When Madison County was created, courts of records and supervisor meetings were held, alternating in each town until a county seat was decided upon. The first court of general sessions, the trial of Alpheus Hitchcock, was held in a Sullivan schoolhouse on June 3, 1806. This first murder case was adjourned to the barn of Sylvanus Smalley due to the overcrowding of spectators.

The first county seat was located in Cazenovia and moved to Morrisville in 1817. Buildings were erected on the new site, a jail, courthouse, and county clerk's office. The jail was a wooden structure, built of timbers. The timbers were placed one on another and were bolted firmly by long iron rods.

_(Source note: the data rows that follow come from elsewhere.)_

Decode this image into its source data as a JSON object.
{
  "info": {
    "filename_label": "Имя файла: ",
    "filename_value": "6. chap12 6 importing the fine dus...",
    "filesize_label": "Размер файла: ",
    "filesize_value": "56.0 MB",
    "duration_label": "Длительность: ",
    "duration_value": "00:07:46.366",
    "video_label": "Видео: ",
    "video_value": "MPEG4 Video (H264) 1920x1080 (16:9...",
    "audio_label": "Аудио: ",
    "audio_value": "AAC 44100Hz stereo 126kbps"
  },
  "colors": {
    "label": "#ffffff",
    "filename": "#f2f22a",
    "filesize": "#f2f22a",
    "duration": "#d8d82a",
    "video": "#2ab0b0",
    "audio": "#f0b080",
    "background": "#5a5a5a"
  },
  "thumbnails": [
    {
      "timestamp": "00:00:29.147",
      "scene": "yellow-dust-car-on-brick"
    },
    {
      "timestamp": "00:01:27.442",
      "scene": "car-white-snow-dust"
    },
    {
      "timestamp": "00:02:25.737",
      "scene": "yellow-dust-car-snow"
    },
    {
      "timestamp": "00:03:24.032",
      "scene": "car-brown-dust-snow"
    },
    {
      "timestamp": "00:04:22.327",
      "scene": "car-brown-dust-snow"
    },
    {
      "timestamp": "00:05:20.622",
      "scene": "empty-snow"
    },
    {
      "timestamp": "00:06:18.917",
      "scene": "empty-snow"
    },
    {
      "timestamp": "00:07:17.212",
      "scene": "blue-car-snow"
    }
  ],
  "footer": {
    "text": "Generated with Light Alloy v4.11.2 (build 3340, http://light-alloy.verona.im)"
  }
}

Small windows were constructed to provide light and ventilation which were secured by heavy irons, that crossed diagonally, set deep into the timbers. This building which included the Sheriffs department consisted of two stories. In the center of the jail there was a wide corridor that extended to the grated doors of the jail, which led into a corridor on either side which consisted of heavily ironed cells.

These cells were those which the more hardened criminals or those awaiting trial for serious offenses were confined to. Here Antone, Wilber, and Haddcock, each of whom suffered the death penalty for murder were confined in the cells. Antoine's cell was deeply carved with Indian signs indicating the number of moons, days, and hours intervening between the hour of sentence and execution. Wilber's execution took place in the enclosure which was attached to the back. Haddcock was hung in the main hall.

There was a dungeon cell in the jail that was seldom used, located in the basement, besides the four cells on the second floor, two for the men, three for the women. The women's cells on the second floor were placed so the occupants could have a view of the street, while the men's cells looked upon the fields to the South.

The jail was heated with stoves and burned wood for fuel, each cell had a small stove for heat in the winter time. The yard attached to the rear of the jail, 20 by 30 feet and boarded tight, the walls were some 15 to 20 feet in height. The old jail was torn down and a new brick jail was erected during the summer of 1872. The county seat was later moved to Wampsville in 1907.